Wandering albatrosses and rocks “bristling with penguins” suggest a world apparently little touched by human beings. Yet what gives the book authenticity is Hatch’s frank acknowledgement of the terms of her own presence in the Antarctic. It is, in the words of the subtitle, ‘An Artist’s View’. As she says in the Introduction: “It was a ridiculously short visit compared to the time spent travelling there and an unjustifiable indulgence considering the environmental cost of aviation fuel”. Crossing “the infamous bit of water” surrounding Antarctica, she confronted her fear of nausea, “in order that a new space could open up on the other side”. In the event, the experience satisfied her “thirst for an internal spaciousness”.

This need is widely and increasingly felt as our human invasion daily shrinks the globe. An answer to it, moreover, is one that the artist or writer travelling in the remaining wild areas may bring home to us, opening the mind to a new sense both of our imaginative resources and of the magnitude of Nature in our own localities. One may see a symbolic significance in Frances Hatch’s ‘Big Sea Berg’, in which the Dorset-based artist has used acrylic with “cardboard from Bournemouth Pavilion car park”.

Drawn to Antarctica contains a fine poem by Elisabeth Bletsoe, written “for Frances”. The book itself with its diverse visual and verbal materials may also be described as poetic. The notes, such as “craze of turquoise as glacier meets sea”, often have an imagistic quality. The mixed media of some works, including “stuff from the puddle at my feet”, and stamps, travel brochures, and pages of a National Geographic magazine article, both comment critically on the human appropriation of the Antarctic and help to give the artist’s vision a gritty embodiment.

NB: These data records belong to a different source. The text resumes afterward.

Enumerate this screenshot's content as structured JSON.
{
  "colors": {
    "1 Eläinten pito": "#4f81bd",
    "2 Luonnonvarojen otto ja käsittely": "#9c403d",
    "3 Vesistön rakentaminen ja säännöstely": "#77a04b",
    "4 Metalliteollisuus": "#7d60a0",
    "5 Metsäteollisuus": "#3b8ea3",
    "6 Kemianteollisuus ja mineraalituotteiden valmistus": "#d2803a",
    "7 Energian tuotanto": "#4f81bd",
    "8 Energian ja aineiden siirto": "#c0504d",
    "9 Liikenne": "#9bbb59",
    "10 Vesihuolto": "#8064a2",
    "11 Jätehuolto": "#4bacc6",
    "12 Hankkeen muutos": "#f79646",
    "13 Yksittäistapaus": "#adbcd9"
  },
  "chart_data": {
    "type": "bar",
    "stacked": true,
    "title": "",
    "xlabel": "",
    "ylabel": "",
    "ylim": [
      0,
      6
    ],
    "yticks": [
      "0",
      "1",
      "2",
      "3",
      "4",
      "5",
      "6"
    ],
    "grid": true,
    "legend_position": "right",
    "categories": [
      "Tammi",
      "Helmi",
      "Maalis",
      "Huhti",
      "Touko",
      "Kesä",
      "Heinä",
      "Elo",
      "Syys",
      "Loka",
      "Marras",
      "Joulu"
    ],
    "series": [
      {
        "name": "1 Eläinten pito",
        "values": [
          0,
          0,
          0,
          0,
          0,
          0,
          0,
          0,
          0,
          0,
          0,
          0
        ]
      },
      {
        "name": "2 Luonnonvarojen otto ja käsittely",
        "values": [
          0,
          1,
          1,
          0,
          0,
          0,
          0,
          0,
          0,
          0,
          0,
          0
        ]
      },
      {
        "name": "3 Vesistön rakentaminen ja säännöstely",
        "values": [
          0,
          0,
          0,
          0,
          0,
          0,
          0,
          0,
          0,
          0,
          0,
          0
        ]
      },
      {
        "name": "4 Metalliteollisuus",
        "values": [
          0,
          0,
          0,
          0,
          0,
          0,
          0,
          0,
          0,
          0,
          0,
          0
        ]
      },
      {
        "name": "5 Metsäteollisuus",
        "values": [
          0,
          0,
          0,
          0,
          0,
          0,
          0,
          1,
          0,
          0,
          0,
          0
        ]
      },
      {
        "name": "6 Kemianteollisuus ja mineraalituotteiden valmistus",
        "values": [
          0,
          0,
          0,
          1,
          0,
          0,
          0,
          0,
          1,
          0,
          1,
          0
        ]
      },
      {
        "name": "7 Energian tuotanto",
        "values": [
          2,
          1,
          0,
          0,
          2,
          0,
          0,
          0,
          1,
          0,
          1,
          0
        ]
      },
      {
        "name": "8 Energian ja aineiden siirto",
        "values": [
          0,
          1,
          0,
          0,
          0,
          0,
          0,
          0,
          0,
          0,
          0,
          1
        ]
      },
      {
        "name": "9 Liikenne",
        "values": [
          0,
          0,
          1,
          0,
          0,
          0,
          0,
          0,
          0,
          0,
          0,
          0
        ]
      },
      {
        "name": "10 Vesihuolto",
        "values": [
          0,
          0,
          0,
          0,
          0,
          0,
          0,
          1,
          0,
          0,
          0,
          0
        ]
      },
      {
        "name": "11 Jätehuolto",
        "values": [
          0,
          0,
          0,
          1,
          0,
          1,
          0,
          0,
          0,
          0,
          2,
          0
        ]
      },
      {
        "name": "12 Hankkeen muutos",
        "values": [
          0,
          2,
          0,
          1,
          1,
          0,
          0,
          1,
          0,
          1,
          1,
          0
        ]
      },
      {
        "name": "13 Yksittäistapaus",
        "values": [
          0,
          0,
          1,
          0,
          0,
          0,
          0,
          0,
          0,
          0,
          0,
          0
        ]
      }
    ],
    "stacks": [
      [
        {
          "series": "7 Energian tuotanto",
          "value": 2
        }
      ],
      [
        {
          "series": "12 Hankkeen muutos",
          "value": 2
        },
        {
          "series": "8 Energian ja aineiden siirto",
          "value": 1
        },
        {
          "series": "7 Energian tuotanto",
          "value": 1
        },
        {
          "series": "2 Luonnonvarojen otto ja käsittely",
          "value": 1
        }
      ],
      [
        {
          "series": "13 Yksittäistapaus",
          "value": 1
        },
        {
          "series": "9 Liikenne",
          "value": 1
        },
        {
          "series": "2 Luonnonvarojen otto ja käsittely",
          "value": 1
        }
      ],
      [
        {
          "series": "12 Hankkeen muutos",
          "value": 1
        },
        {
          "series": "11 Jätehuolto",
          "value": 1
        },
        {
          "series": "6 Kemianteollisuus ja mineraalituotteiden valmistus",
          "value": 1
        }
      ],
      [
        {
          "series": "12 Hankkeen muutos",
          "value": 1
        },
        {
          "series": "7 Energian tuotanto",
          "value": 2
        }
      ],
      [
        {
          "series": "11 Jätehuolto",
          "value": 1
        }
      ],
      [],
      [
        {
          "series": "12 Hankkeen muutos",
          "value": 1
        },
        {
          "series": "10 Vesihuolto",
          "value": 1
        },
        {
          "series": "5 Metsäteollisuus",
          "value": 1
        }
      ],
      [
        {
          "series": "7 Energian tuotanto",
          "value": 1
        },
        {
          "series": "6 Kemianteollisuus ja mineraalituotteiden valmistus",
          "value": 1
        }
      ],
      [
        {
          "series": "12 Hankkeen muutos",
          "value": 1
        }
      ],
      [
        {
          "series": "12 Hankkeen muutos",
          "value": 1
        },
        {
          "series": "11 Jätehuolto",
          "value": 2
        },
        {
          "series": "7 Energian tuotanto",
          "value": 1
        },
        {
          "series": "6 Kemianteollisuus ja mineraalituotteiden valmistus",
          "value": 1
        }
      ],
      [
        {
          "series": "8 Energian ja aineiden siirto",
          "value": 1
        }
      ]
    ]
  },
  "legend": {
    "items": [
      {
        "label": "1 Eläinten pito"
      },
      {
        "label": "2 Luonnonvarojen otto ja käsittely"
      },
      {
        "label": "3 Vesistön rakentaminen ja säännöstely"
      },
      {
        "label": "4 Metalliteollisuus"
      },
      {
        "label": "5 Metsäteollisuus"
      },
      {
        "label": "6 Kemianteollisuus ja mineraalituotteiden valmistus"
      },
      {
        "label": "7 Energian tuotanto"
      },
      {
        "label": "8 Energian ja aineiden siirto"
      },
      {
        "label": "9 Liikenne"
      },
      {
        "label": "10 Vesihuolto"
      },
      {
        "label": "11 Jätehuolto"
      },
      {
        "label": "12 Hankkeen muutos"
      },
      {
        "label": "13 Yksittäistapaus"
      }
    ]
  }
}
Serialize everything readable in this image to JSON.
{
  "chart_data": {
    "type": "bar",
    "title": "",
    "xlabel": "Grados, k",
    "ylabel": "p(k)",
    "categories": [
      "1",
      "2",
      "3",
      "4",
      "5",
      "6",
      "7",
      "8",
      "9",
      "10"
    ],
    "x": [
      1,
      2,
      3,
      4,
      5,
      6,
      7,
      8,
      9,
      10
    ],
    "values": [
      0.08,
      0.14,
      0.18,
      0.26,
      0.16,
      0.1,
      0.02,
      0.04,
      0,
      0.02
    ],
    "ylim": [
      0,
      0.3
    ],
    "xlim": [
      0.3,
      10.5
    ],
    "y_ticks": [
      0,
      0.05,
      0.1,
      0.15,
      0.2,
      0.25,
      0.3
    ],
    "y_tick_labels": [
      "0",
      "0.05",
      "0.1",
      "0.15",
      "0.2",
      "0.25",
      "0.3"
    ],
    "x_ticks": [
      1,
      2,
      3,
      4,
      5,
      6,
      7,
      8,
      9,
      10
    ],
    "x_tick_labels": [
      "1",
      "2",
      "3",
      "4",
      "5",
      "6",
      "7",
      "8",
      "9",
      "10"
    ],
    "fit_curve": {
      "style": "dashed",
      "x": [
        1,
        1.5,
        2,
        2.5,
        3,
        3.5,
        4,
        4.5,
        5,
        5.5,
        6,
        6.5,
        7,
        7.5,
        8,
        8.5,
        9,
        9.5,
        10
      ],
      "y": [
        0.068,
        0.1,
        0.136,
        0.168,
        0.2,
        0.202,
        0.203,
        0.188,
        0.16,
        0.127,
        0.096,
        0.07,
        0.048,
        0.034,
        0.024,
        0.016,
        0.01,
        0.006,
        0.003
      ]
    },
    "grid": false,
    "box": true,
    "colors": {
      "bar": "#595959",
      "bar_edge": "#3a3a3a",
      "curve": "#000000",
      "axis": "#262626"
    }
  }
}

Barry Lopez records in Arctic Dreams a painter describing his work to him as “a conversation with the land”. In Drawn to Antarctica Hatch has constructed what she calls “the map of Antarctica of my mind”. She has made it out of conversing with the materials provided by Antarctica, participating in the weather, and immersing herself in the elemental conditions, in the tradition of British landscape painting from Turner to Joan Eardley and David Tress. The work accordingly expresses a relationship between inner and outer, between the mind of the artist and the ‘matter’ of Antarctica, in which the spirit of the Peninsula resides. As the ship moved across the Antarctic Convergence, Hatch was bewildered by the opening of a spatial dimension “where a chunk of floating ice might be as big as Belgium or a bus”. Responding as an artist to this dimension she opened a new space for herself. It is a space she offers to share with others in this book.

Jeremy Hooker is a poet and literary critic and writer about landscape painting. His books include The Cut of the Light: Poems 1965–2005.